It was only in May that the child was allowed regular visits with her family in their home. Twice a week, she arrives for a six-hour visit with detailed instructions from the foster family about eating, napping, and not cutting her bangs.
Mr. and Mrs. Khan filed for adoption a few days after the shooting. They have undergone a background check and a home inspection. But the judge in the child’s court case says that she cannot be placed with the Khans until the FBI completes its ongoing investigation of their possible involvement in the shooting.
In the meantime, the Khans’ attorney is not even allowed to attend the periodic court hearings in the case. The child’s attorney has not even visited the Khans in order to assess their suitability as adoptive parents or even just to find out where the child is spending twelve hours every week. On the bright side, the Khans report that the county social worker supports the child’s placement with them.
The Khans sound like an ideal adoptive family. He manages a team of 12 in printer sales. She is finishing a master’s degree in education but has postponed her internship in order to be available for regular visits with her niece.
They have two children and a three-bedroom house at the end of a cul de sac in a suburb of Riverside. A room is all ready for the new family member.
When Congress passed the Adoption and Safe Families Act (ASFA), there was much talk about a child’s sense of time being different from that of an adult. That is why ASFA put timelines in place to make sure that children do not languish in foster care for years.
The child in question already had a relationship with her aunt and uncle when she was taken into foster care. By leaving the child in the foster family for what amounts to two-thirds of her life, the agency has disrupted the existing bond and ensured that the child formed a new bond with her new family.
The longer the child stays with her current foster family, the more strongly she will bond to them and the harder a third transition will become. We don’t know the lifelong impacts of incurring two such disruptions in the first year of life, but we do know that disrupted attachments can impair healthy child development.
In a previous column, I opposed disrupting the bond between a child and a foster family to place a child with relatives who come forward a year or more after the child was placed in foster care. But in this case, the relatives lost no time in requesting custody of the child. The county has behaved irresponsibly in deferring the request long after background checks and home inspections were done and the relatives were cleared of any involvement in the crime.
According to the San Bernadino County Children and Family Services website, “kinship placement [placement with a relative] is the preferred placement option for children who come into care.” In its 2014 annual report, the agency boasts of increasing the proportion of children removed from their homes who are placed with relatives from from 26.9 percent in 2010 to 35.5 percent in 2014.

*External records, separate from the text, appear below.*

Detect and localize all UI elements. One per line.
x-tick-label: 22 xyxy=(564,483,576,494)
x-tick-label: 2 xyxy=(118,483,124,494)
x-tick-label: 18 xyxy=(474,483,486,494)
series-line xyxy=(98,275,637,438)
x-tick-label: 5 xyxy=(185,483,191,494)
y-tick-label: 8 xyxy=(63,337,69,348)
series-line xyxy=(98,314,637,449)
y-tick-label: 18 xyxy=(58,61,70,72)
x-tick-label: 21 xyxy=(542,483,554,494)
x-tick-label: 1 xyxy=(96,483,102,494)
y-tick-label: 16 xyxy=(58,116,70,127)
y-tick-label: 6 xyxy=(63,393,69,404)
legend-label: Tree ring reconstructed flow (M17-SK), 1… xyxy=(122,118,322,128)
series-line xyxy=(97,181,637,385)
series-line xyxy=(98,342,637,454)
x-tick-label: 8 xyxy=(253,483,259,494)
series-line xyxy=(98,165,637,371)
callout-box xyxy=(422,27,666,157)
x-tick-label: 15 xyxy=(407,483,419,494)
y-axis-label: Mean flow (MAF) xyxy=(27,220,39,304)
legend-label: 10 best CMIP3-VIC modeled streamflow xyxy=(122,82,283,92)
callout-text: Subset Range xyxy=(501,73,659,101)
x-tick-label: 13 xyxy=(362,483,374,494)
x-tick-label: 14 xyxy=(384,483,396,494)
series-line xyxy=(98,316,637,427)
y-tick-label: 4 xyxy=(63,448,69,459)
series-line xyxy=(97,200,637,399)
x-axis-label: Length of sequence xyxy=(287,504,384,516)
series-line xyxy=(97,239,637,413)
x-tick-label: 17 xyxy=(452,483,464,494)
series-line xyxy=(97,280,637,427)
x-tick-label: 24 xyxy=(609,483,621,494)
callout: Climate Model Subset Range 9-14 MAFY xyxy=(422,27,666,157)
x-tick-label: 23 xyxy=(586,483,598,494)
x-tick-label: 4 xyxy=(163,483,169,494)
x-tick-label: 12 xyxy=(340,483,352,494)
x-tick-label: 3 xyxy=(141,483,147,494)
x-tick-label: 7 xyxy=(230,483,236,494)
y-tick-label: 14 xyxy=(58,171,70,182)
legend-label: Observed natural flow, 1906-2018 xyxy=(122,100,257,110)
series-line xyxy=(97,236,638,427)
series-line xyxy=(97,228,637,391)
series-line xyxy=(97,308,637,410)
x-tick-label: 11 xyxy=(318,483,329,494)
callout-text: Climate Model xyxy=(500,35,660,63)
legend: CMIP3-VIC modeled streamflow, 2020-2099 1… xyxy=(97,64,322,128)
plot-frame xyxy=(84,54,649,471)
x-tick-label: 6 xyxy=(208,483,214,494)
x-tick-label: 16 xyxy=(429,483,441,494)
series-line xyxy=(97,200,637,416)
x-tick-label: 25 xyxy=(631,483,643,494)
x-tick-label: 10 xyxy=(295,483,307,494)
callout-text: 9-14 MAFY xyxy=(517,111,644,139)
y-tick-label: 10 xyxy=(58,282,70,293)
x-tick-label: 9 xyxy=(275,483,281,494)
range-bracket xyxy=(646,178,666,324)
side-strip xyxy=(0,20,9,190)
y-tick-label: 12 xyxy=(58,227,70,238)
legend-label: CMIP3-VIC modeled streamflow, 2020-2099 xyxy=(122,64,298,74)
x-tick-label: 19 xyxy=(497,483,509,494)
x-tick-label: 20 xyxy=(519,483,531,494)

If events had played out differently, the child might not have come into care at all. If her parents had left her at her grandmother’s apartment, the FBI might never have removed the child and taken her to CPS.
And why the FBI took the child to CPS rather than leaving her with her family is another question that needs to be answered. If a child is orphaned or the parents are incapacitated, CPS does not normally come in. Instead, the family decides who will raise the child and petition for custody in court.
I don’t understand why placement of this child with her family should be held hostage to the FBI investigation. Yes, if they are found guilty and locked up, the baby would have to be placed with someone else. But keeping her away from her family now, when no charges have even been filed against the Khans after a year, seems a far more damaging and unethical option.
This column was published in the Chronicle of Social Change on December 2, 2017.